Miss Simms crossed her long legs and twirled the ice in her glass with her little finger.
"I ain't tryin' to be nosy or disrespectful," Carl Orton said, "but livin' all alone up here, don't you ever get...lonely? There's plenty of good places you could live in Bradley or Union or Bakerston."
Miss Simms stopped stirring her lemonade and looked at Carl Orton. She understood his question perfectly. "I like it where I am, thank you," she said.
"Yes'm."
She stood, looking down at him, and stretched languidly against the sun. "I'm going inside for a nap, Mr. Orton. If it's all right with you, I'll pay you for cutting the weeds now."
"Fine with me, Miss Simms."
When she'd given Mr. Orton his money, Miss Simms went inside and locked all the doors carefully. Then she went upstairs and watched him for a while as he stood in the waist-high weeds near the lake and swung the heavy scythe, stopping now and then to wipe his brow with a large red handkerchief and glance up at the back of the house. Miss Simms lay down and thumbed idly through a dress catalog for a while before dozing off.
At about ten that night, when she was cleaning the kitchen for the final time that day, she heard the uneven, rising rumble of the truck engine. She turned off the kitchen light and went upstairs.

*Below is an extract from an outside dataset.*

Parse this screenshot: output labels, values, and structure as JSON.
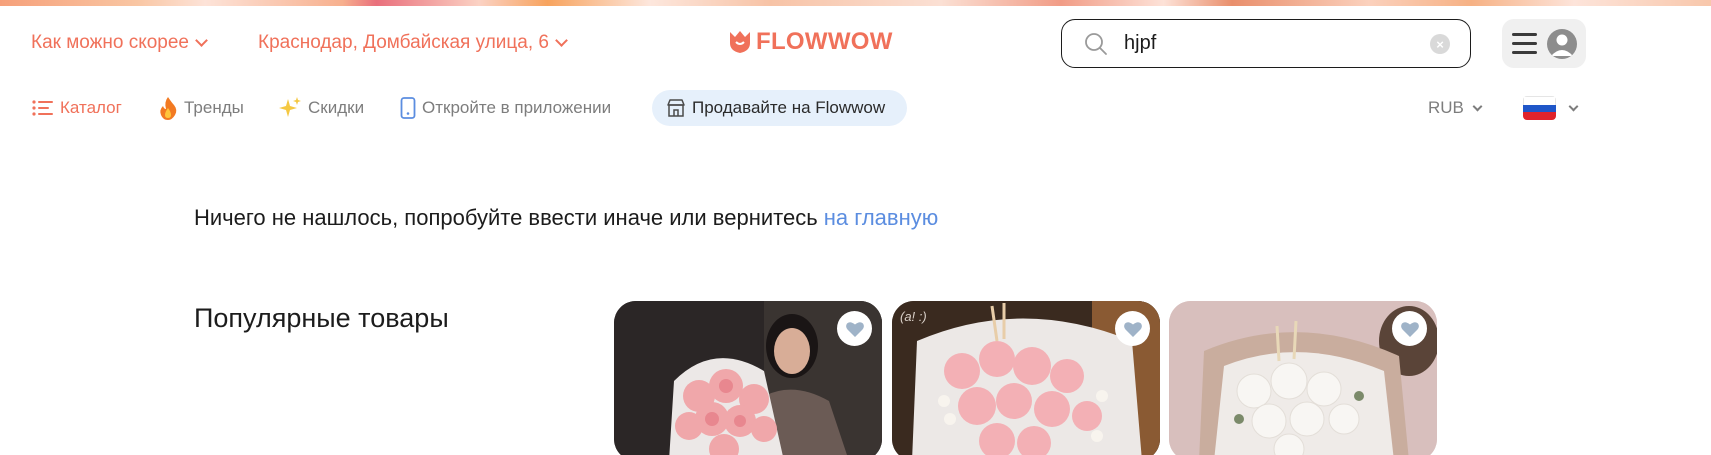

From her bedroom window Miss Simms saw the twin lights veer slowly off of the long gravel drive into a grove of trees not far from the house. Even before the truck stopped the headlights faded, and outside there was only darkness.
Miss Simms stood at the window, her breath dragging in her throat. She felt a tightness spread all through her body. She knew by the sound of the motor that it was Carl Orton out there in the darkness. Probably he was drunk, still drinking. She knew he drank Mellow Springs bourbon; she'd seen the empty bottles one day on the floor of his battered truck.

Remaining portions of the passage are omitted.